INS Vikrant: PM Modi commissions largest ever indigenously built ship in India’s maritime history

Edited by: Divya Thearia

2 September 2022 (New Delhi): INS Vikrant is India’s first indigenous aircraft carrier and the largest ship in the country’s nautical history. On Friday, PM Modi commissioned the carrier, which incorporates cutting-edge automation and it was built at the cost of Rs 20,000 crore. The INS Vikrant will help to maintain peace and stability in the Indo-Pacific and Indian Ocean regions.

A wonderful story

INS Vikrant began her career as the HMS Hercules, an aircraft carrier in the (British) Royal Navy during WWII. The Indian government purchased HMS Hercules in 1957. On March 4, 1961, it was commissioned into the Indian Navy as INS Vikrant in Belfast. Vikrant was named after the Sanskrit term ‘Vikranta,’ which means’ very powerful ‘and’ brave.’ On November 3, 1961, the ship formally joined the Indian Navy in Bombay Harbour and was welcomed by then-Prime Minister Jawaharlal Nehru at Ballar Pier.

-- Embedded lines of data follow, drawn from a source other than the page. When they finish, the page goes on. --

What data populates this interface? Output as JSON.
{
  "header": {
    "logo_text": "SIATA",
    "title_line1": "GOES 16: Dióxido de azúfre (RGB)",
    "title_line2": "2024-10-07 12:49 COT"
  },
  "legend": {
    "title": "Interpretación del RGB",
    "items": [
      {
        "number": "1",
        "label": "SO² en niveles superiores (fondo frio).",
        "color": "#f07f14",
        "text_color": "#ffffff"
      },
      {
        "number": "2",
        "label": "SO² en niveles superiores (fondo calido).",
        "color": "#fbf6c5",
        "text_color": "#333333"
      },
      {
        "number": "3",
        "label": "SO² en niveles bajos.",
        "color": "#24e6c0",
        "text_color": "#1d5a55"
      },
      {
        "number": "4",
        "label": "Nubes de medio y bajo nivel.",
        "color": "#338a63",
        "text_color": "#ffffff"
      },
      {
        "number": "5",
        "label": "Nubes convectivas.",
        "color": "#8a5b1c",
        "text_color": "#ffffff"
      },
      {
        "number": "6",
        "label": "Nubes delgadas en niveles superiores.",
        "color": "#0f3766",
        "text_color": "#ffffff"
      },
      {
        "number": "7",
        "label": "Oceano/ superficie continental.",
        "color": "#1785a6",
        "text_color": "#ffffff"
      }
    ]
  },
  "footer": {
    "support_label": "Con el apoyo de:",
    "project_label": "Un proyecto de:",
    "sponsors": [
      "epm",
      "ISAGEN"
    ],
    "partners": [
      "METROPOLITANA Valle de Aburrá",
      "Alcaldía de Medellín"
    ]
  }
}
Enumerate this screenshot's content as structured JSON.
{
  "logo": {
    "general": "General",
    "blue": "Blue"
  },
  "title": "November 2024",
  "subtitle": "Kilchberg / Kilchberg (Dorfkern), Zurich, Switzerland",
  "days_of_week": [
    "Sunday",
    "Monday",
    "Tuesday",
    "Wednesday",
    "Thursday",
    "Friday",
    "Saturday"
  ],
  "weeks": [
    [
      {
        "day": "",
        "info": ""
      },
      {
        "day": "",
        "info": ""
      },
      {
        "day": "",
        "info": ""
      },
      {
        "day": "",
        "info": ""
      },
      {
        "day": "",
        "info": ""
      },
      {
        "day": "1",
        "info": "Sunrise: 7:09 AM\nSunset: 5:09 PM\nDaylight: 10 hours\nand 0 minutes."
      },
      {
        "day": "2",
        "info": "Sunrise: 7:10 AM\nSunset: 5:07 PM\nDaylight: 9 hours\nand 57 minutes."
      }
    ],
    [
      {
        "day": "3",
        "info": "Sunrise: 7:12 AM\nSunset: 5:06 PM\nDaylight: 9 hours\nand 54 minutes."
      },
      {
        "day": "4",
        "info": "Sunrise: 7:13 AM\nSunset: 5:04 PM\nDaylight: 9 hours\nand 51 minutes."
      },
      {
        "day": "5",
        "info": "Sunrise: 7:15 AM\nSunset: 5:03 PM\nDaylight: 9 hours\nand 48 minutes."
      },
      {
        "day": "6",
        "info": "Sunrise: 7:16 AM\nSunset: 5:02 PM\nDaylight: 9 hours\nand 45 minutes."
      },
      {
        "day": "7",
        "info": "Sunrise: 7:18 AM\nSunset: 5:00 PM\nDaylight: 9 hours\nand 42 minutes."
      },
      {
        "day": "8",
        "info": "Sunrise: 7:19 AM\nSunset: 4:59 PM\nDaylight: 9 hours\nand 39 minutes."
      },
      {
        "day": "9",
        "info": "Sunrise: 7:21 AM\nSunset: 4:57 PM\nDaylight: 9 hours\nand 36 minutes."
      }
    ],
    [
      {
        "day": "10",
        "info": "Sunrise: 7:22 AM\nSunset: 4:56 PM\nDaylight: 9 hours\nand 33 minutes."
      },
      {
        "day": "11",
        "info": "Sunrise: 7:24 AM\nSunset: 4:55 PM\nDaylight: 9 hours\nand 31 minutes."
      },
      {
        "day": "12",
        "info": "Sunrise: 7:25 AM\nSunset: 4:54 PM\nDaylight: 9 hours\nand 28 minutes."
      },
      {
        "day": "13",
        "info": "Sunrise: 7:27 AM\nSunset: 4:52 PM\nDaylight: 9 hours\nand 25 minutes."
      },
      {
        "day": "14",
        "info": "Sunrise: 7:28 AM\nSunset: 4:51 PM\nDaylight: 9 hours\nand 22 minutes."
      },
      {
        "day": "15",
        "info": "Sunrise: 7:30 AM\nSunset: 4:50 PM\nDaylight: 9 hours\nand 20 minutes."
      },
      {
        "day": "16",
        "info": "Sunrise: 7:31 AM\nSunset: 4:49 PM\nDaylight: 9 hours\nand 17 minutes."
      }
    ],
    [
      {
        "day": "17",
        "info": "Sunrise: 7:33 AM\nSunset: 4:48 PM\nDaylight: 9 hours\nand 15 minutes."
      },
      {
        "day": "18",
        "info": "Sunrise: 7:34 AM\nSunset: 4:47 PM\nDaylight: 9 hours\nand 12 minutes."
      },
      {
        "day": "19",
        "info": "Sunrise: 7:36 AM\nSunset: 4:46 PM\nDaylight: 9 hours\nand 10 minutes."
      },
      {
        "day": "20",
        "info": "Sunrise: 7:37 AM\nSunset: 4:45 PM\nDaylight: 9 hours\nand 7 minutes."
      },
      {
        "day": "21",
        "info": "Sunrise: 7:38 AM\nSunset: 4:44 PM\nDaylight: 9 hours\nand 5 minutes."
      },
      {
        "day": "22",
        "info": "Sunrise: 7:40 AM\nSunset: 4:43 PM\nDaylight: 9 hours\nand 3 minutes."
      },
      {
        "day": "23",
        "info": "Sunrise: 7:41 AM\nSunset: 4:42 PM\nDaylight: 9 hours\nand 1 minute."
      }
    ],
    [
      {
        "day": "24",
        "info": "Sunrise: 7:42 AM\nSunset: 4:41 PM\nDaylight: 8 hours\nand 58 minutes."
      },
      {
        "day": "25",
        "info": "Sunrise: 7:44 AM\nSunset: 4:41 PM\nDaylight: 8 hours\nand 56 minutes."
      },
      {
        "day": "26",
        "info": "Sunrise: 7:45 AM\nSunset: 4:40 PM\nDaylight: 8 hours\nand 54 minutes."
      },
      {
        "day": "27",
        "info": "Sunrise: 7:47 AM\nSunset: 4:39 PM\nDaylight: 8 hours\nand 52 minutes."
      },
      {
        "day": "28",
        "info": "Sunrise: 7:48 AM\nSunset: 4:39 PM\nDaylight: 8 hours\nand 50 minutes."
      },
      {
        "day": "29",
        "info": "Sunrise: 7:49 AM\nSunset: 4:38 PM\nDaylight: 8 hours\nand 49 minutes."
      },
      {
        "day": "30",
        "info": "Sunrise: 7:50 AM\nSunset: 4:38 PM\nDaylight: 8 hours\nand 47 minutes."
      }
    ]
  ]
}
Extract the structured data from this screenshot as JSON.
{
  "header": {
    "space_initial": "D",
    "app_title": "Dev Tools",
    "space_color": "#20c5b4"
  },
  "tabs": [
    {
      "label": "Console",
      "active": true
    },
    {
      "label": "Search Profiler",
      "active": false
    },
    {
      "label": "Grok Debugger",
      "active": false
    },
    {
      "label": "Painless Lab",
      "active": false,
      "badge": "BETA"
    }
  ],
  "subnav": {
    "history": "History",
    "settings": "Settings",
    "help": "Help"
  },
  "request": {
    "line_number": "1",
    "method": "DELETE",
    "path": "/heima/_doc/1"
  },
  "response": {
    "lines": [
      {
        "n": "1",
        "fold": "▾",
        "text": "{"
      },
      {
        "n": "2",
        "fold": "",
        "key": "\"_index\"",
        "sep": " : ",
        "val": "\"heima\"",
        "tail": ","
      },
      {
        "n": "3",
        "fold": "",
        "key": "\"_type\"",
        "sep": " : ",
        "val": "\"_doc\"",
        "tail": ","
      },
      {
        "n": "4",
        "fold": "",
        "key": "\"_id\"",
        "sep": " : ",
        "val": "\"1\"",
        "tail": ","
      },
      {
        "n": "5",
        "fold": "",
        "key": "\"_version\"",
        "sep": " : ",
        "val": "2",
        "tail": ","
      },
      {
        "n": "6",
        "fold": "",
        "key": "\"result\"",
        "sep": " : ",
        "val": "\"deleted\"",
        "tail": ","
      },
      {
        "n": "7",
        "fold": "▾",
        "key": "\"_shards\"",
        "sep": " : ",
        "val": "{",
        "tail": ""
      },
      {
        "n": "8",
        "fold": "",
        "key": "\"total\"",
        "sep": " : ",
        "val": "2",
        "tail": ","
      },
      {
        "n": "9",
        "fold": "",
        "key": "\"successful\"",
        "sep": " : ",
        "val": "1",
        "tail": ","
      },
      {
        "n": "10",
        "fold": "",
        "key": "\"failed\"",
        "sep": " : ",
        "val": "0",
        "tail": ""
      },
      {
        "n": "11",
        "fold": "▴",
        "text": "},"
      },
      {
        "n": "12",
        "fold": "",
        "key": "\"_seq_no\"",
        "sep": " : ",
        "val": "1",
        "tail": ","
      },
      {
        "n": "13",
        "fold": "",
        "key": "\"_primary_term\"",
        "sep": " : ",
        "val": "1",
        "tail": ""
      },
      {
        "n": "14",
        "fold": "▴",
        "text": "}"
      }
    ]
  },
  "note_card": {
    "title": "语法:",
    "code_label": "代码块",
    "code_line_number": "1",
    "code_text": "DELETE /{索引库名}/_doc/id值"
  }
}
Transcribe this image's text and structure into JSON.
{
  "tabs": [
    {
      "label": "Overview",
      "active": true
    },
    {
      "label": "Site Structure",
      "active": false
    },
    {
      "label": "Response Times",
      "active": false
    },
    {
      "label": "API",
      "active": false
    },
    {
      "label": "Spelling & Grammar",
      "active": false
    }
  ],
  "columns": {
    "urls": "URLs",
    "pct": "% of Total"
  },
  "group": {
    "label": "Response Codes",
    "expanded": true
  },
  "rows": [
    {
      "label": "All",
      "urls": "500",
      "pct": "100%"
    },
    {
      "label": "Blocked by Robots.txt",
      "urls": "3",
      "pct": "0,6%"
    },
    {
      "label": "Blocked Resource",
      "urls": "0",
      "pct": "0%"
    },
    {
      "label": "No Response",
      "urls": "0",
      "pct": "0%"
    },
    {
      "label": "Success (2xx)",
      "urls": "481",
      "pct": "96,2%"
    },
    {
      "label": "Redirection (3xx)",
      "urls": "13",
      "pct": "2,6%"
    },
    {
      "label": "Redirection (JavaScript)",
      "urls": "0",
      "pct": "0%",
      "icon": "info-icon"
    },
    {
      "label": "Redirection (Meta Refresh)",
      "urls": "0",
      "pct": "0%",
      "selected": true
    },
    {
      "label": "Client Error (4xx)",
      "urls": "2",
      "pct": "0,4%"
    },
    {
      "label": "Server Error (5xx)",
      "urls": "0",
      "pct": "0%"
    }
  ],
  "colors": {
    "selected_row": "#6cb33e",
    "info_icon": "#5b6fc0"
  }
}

During the liberation of Bangladesh in 1971, the ship played an active role. The aircraft carrier served another 26 years before being decommissioned on January 31, 1997.

Key specifications


INS Vikrant is India’s largest warship, measuring 262 metres long and 62 metres wide. It can carry up to 30 aircraft, including MiG-29K fighter jets and helicopters. The warship has a crew of about 1,600 people.
 
India’s next super power


With the construction of the “Vikrant,” India has joined a small group of countries that have the unique capability of designing and building aircraft carrier in-house, including the US, the UK, Russia, China, and France.


 Dominance in the Indian Ocean region


The Indian Navy regards the new cruiser as an important addition to its weaponry. India may now enhance its maritime presence by deploying an aircraft carrier on both its eastern and western seaboards.
China has been aggressively increasing its marine power. According to recent satellite pictures obtained by NDTV, China’s naval base in Djibouti, on the Horn of Africa, is now fully operational and supports warships stationed in the Indian Ocean region. India was likewise concerned when a Chinese “spy” ship stopped in Sri Lanka recently.